At first, he mostly put money into the “spending” slot. We required him to put one quarter minimum in each slot, but after that it was up to him, so the remaining quarters were put in there to spend. He found lots of little things to buy at first.
After a while, though, he began to start appreciating the “saving” slot. He saved up for a $50 toy over the course of several months when he was five years old, which was truly impressive to myself and my wife.
His younger sister watched this and, when she turned four, she started an allowance as well. She didn’t even really go through the “spending phase.” She just started saving immediately for larger toys.

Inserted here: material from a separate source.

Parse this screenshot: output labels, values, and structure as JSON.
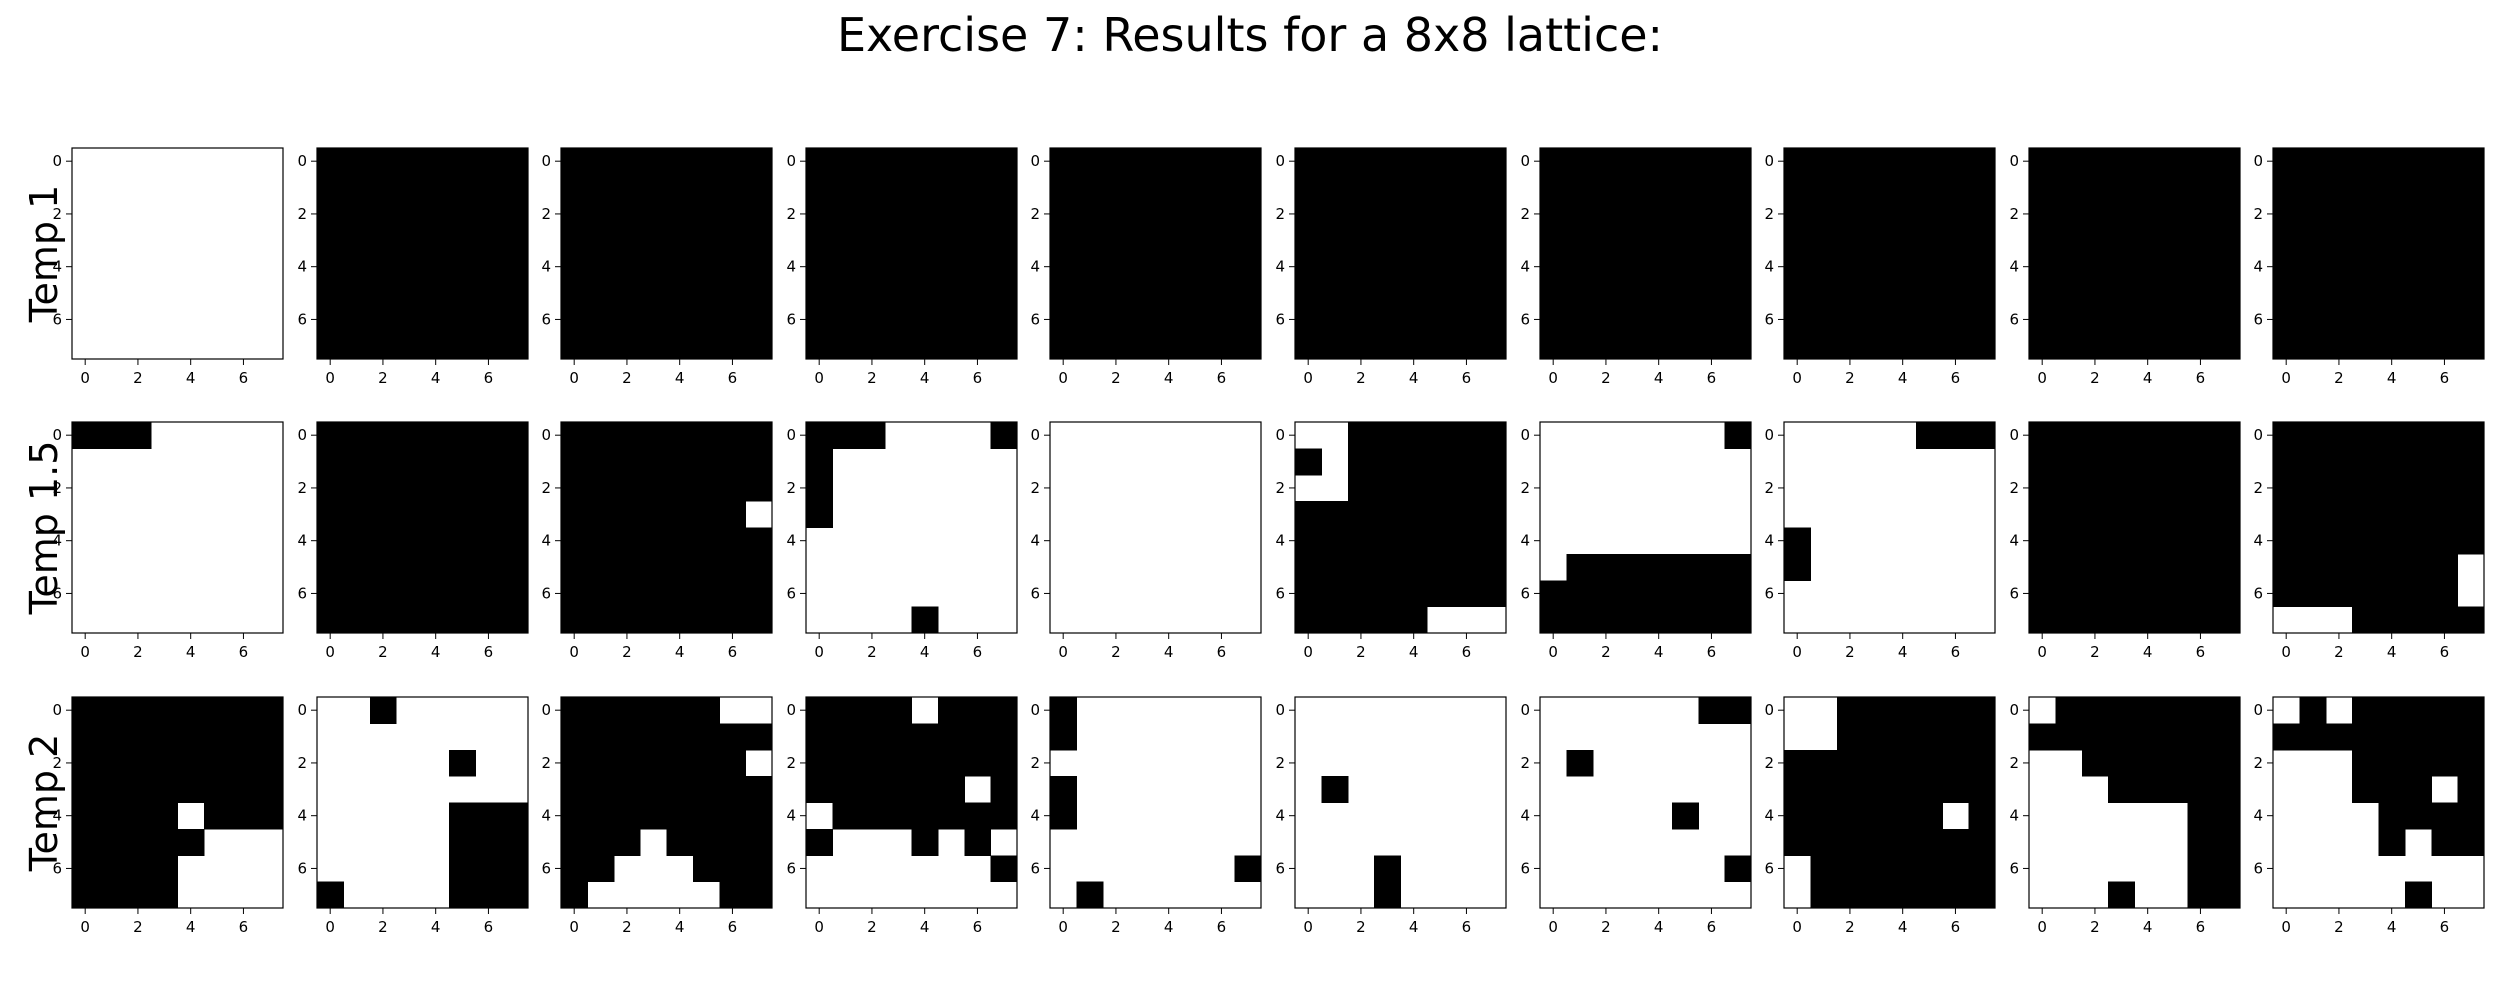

After a while longer, the children stopped asking for their allowance each week. They wanted us to keep track of the savings on the calendar by marking allowance days. They continued to set big savings goals – I remember our daughter saving for a giant LEGO Friends kit and our son saving money for a game – but it wasn’t something urgent for them.

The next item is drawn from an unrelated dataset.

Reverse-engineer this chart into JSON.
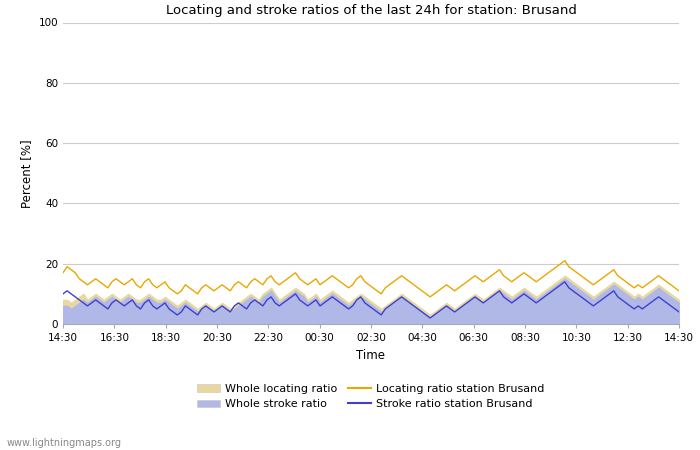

When I talked to them about this, they told me that they had lots of stuff already to play with, so there wasn’t much that they wanted.
Lately, though, we’ve reached another point. They no longer even seem to be saving for goals. I asked them just yesterday if either one of them was saving their allowance for a specific goal. They said no.
I then asked them what they wanted to do with their allowance. They both wanted to split it up in some fashion among charity and investing.
They no longer have a desire to spend money just because they have some cash available to them. I could not be more proud.
Here’s a confession: I would have never, ever done this at their age. If there was money available to me, I would have spent it on something. There was always a long list of items that I wanted.
I’ve been trying to figure out what the difference is between my situation and theirs. One part is that they have siblings close to their own age, giving them someone to play with at home instead of having to entertain themselves.
I think a much bigger part of it is how they spend their time. They don’t watch much television at all, and what little they do watch is commercial-free stuff, so they don’t really have a lot of commercial-fueled desires.
They mostly play outside when the weather is nice and build lots of LEGO castles and draw when the weather isn’t so nice. This is more or less what we encourage them to do.
When they play with something, they usually play with it over and over and over again, exploring variations and mastery of it, instead of moving on to something else because, frankly, that’s what they see us doing. Sarah and I have a small number of hobbies and we stick with them diligently.
Whatever the case, they’ve already seemingly mastered one of the hardest lessons of personal finance: managing and controlling personal desires.